今回の開発では ChatGPT に大いに助けてもらった。具体的には OSS の名前の候補を ChatGPT に考えてもらったり、 README の雛形を作ってもらったりした。

OSS の名前の候補を ChatGPT に挙げさせている様子のスクリーンショット
OSS の名前を ChatGPT と共に考えてみる

目安として5分くらい悩んだら ChatGPT に助けを求めるのが良さそう。今後は急速に AI の守備範囲は広がると思うので、こういったツールは使いこなせるようになっておきたい。

最後に

記事公開時点で実装が足りていない点は issues にしてある。しばらくの間はこれらの開発を続ける予定だ。
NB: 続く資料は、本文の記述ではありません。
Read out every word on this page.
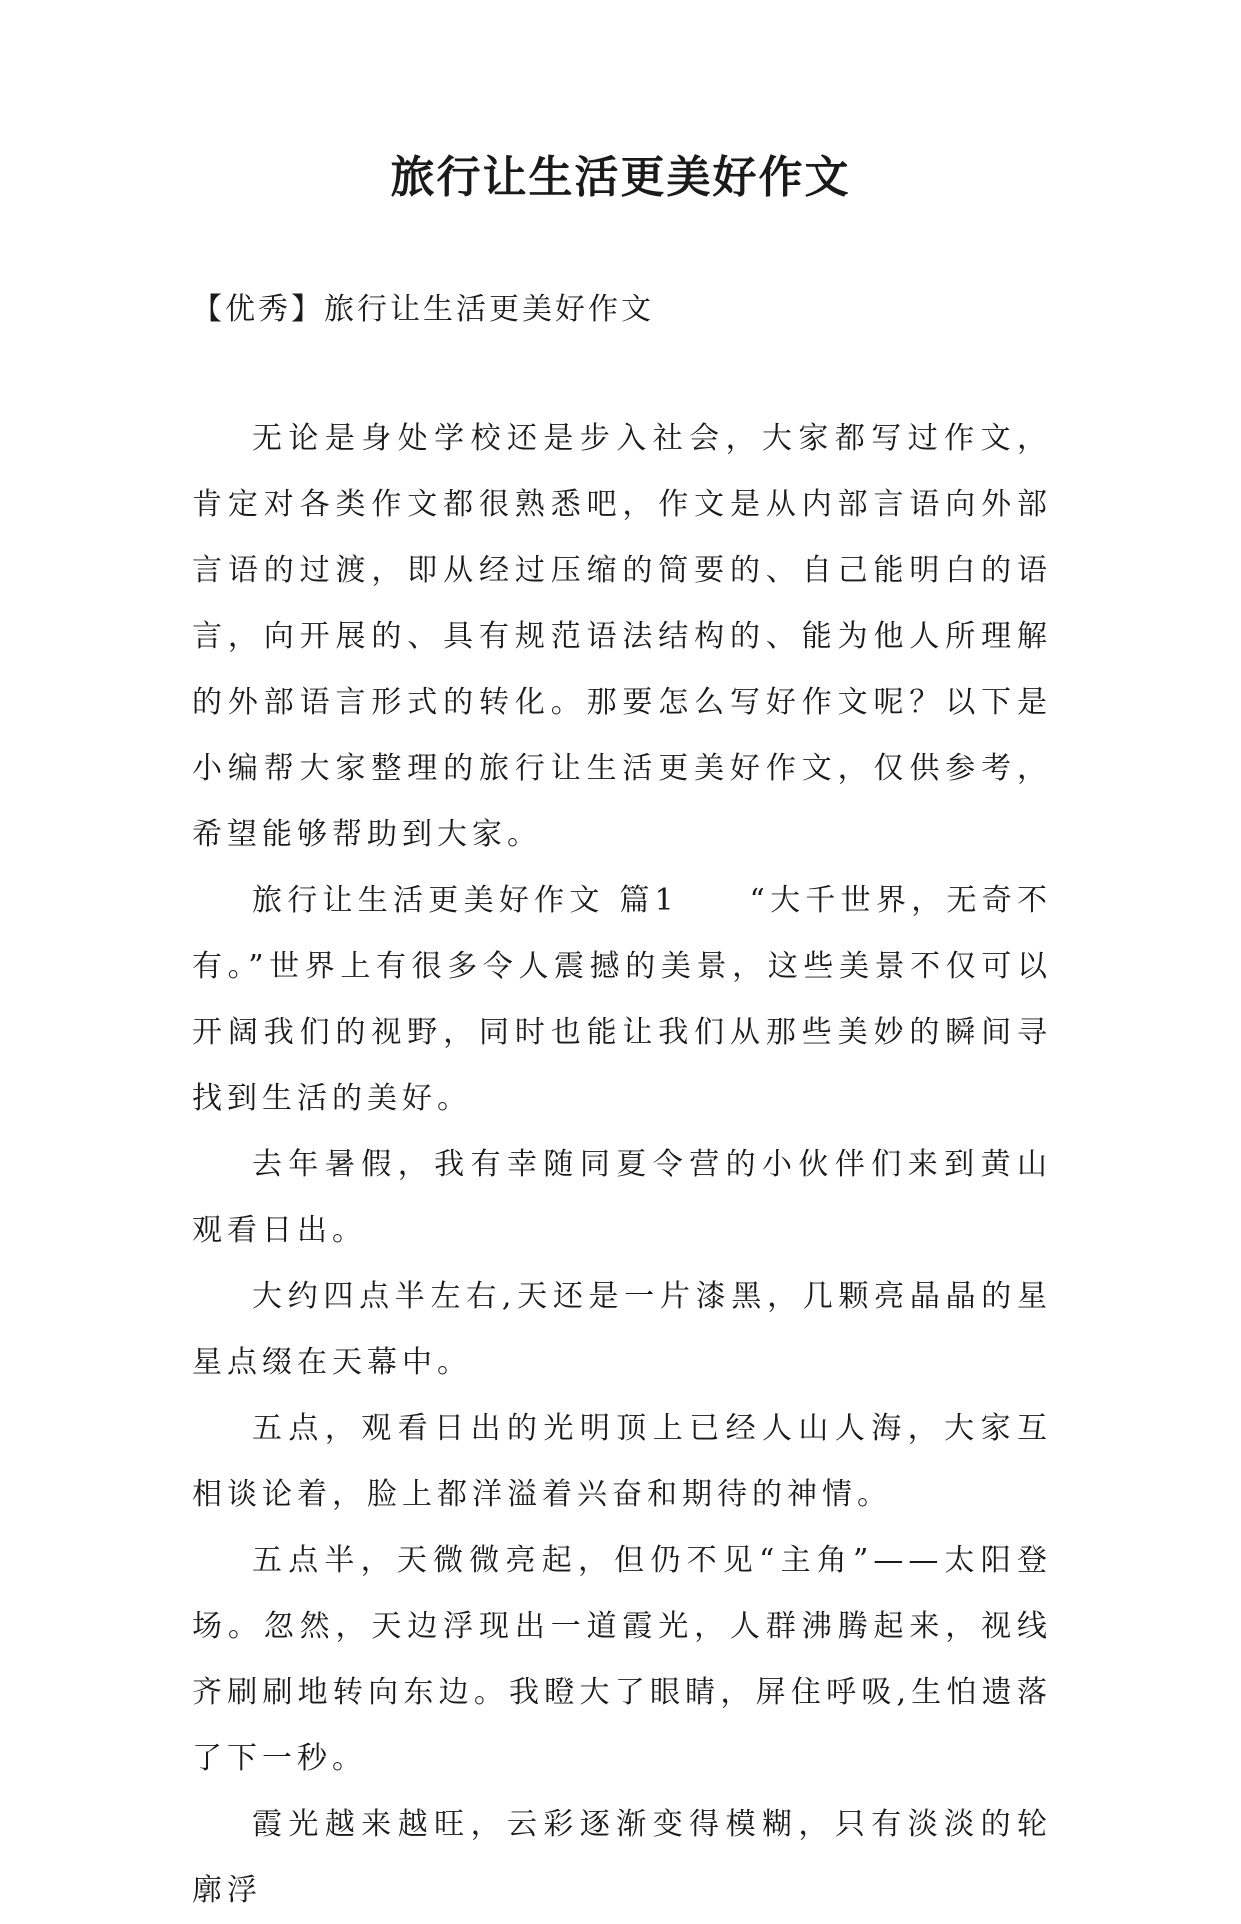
旅行让生活更美好作文

【优秀】旅行让生活更美好作文

无论是身处学校还是步入社会，大家都写过作文，肯定对各类作文都很熟悉吧，作文是从内部言语向外部言语的过渡，即从经过压缩的简要的、自己能明白的语言，向开展的、具有规范语法结构的、能为他人所理解的外部语言形式的转化。那要怎么写好作文呢？以下是小编帮大家整理的旅行让生活更美好作文，仅供参考，希望能够帮助到大家。

旅行让生活更美好作文 篇1　　“大千世界，无奇不有。”世界上有很多令人震撼的美景，这些美景不仅可以开阔我们的视野，同时也能让我们从那些美妙的瞬间寻找到生活的美好。

去年暑假，我有幸随同夏令营的小伙伴们来到黄山观看日出。

大约四点半左右,天还是一片漆黑，几颗亮晶晶的星星点缀在天幕中。

五点，观看日出的光明顶上已经人山人海，大家互相谈论着，脸上都洋溢着兴奋和期待的神情。

五点半，天微微亮起，但仍不见“主角”——太阳登场。忽然，天边浮现出一道霞光，人群沸腾起来，视线齐刷刷地转向东边。我瞪大了眼睛，屏住呼吸,生怕遗落了下一秒。

霞光越来越旺，云彩逐渐变得模糊，只有淡淡的轮廓浮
今回 (個人的には) しっかりと OSS の開発に取り組んでみて思ったのは、コードを書くための学びはもちろん、コードと直接関係のない部分でも多くの学びを得られるということだ。 Python の言語仕様やパッケージ管理ツールのトレンド、使用するライブラリの実装上の工夫 [^5] などなど...。以前に @yosuke_furukawa さんが登壇で息を吐き続けることに触れており、個人的に強く印象に残っている。今回その価値が少しだけ実感を伴って理解できた気がする。

[^1]: 変更のリードタイムで code committed をどのタイミングとするかは一意に定まっていないようである。変更のリードタイムのバリエーションに関しては junichiro さんの記事に詳しく書かれている。また DORA が公開している計測プラットフォーム構築用のリポジトリ dora-team/fourkeys には Four Keys の計算ロジックも含まれているようだが、自分のコードリーディングスキル不足により定義を読み取ることはできなかった...。 [^2]: 開発当初は情報の収集だけでなく計算も視野に入れていたので、数値計算系のエコシステムが充実している Python を選択した。 [^3]: 詳細については Zenn に「Python + PDM のプロジェクトを IntelliJ IDEA と VS Code で開発する」という記事を書いた。 [^4]: VS Code については PDM のリポジトリに同様の問題に対する issue を見つけたが、そこに記載されている workaround を真似しても解決することができなかった。 [^5]: 特に PyGithub/PyGithub では Iterator パターンを使って API の呼び出しを隠蔽することで、利用側が API のページネーションを意識することなく単にループ処理を書くことができるように設計されており、今後の開発時に参考にできそうだった。